Un jardinier, qui était fort habile cultivateur, cultivait dans son terrain les plus beaux légumes et les plus beaux fruits. Il se levait de grand matin, se couchait tard, et travaillait tout le jour.
Il y avait dans le voisinage un autre jardinier, qui n'était pas moins habile, mais qui était envieux de tout ce qui arrivait d'heureux à son prochain. Chaque fois qu'il voyait que les arbres ou les autres plantes du premier donnaient de belles espérances, il en était tout soucieux: c'était bien pire quand ces espérances se réalisaient: il était dèsolé. Une année il avait remarqué que la treille de son voisin annonçait une superbe récolte, tandis que la sienne ne promettait rien de bon, sans doute parce qu'elle était moins bien exposée. Ne pouvant résister au désir de satisfaire son envie, il se leva la nuit et coupa toutes les plus belles branches des ceps de vigne de son confrère; il s'en alla sans qu'on l'eût vu, et le lendemain apprit avec joie que celui-ci était plongé dans la douleur.

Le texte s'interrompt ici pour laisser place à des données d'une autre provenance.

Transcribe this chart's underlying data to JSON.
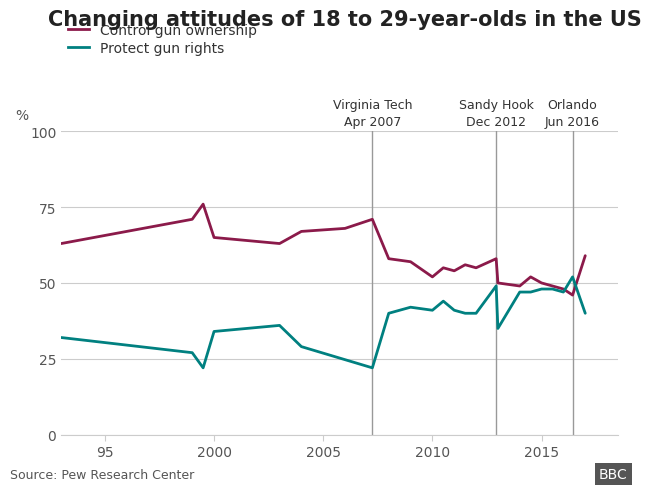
{
  "title": "Changing attitudes of 18 to 29-year-olds in the US",
  "ylabel": "%",
  "ylim": [
    0,
    100
  ],
  "yticks": [
    0,
    25,
    50,
    75,
    100
  ],
  "xlim": [
    1993,
    2018.5
  ],
  "xticks": [
    1995,
    2000,
    2005,
    2010,
    2015
  ],
  "xticklabels": [
    "95",
    "2000",
    "2005",
    "2010",
    "2015"
  ],
  "control_color": "#8B1A4A",
  "protect_color": "#008080",
  "vlines": [
    2007.25,
    2012.92,
    2016.42
  ],
  "vline_labels": [
    "Virginia Tech\nApr 2007",
    "Sandy Hook\nDec 2012",
    "Orlando\nJun 2016"
  ],
  "source": "Source: Pew Research Center",
  "control_data": [
    [
      1993,
      63
    ],
    [
      1999,
      71
    ],
    [
      1999.5,
      76
    ],
    [
      2000,
      65
    ],
    [
      2003,
      63
    ],
    [
      2004,
      67
    ],
    [
      2006,
      68
    ],
    [
      2007.25,
      71
    ],
    [
      2008,
      58
    ],
    [
      2009,
      57
    ],
    [
      2010,
      52
    ],
    [
      2010.5,
      55
    ],
    [
      2011,
      54
    ],
    [
      2011.5,
      56
    ],
    [
      2012,
      55
    ],
    [
      2012.92,
      58
    ],
    [
      2013,
      50
    ],
    [
      2014,
      49
    ],
    [
      2014.5,
      52
    ],
    [
      2015,
      50
    ],
    [
      2015.5,
      49
    ],
    [
      2016,
      48
    ],
    [
      2016.42,
      46
    ],
    [
      2017,
      59
    ]
  ],
  "protect_data": [
    [
      1993,
      32
    ],
    [
      1999,
      27
    ],
    [
      1999.5,
      22
    ],
    [
      2000,
      34
    ],
    [
      2003,
      36
    ],
    [
      2004,
      29
    ],
    [
      2007.25,
      22
    ],
    [
      2008,
      40
    ],
    [
      2009,
      42
    ],
    [
      2010,
      41
    ],
    [
      2010.5,
      44
    ],
    [
      2011,
      41
    ],
    [
      2011.5,
      40
    ],
    [
      2012,
      40
    ],
    [
      2012.92,
      49
    ],
    [
      2013,
      35
    ],
    [
      2014,
      47
    ],
    [
      2014.5,
      47
    ],
    [
      2015,
      48
    ],
    [
      2015.5,
      48
    ],
    [
      2016,
      47
    ],
    [
      2016.42,
      52
    ],
    [
      2017,
      40
    ]
  ],
  "legend_items": [
    "Control gun ownership",
    "Protect gun rights"
  ],
  "title_fontsize": 15,
  "label_fontsize": 10,
  "tick_fontsize": 10,
  "source_fontsize": 9,
  "vline_label_fontsize": 9,
  "background_color": "#ffffff",
  "grid_color": "#cccccc"
}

Or, dans ce temps-là on ne connaissait pas l'art de tailler la vigne; l'on ne savait pas que pour obtenir des raisins beaux et bons il faut retrancher à chaque pied la plus grande partie des branches nouvelles. L'on fut donc bien étonné de voir que la treille, loin de souffrir, produisit des raisins en très-grande abondance et délicieux.
L'envieux éprouva une telle douleur qu'il en tomba malade. Mais son voisin, qui réfléchit sur cet événement, comprit qu'il avait eu lieu parce qu'en retranchant une partie des branches, toute la sève de chaque pied de vigne avait profité au fruit.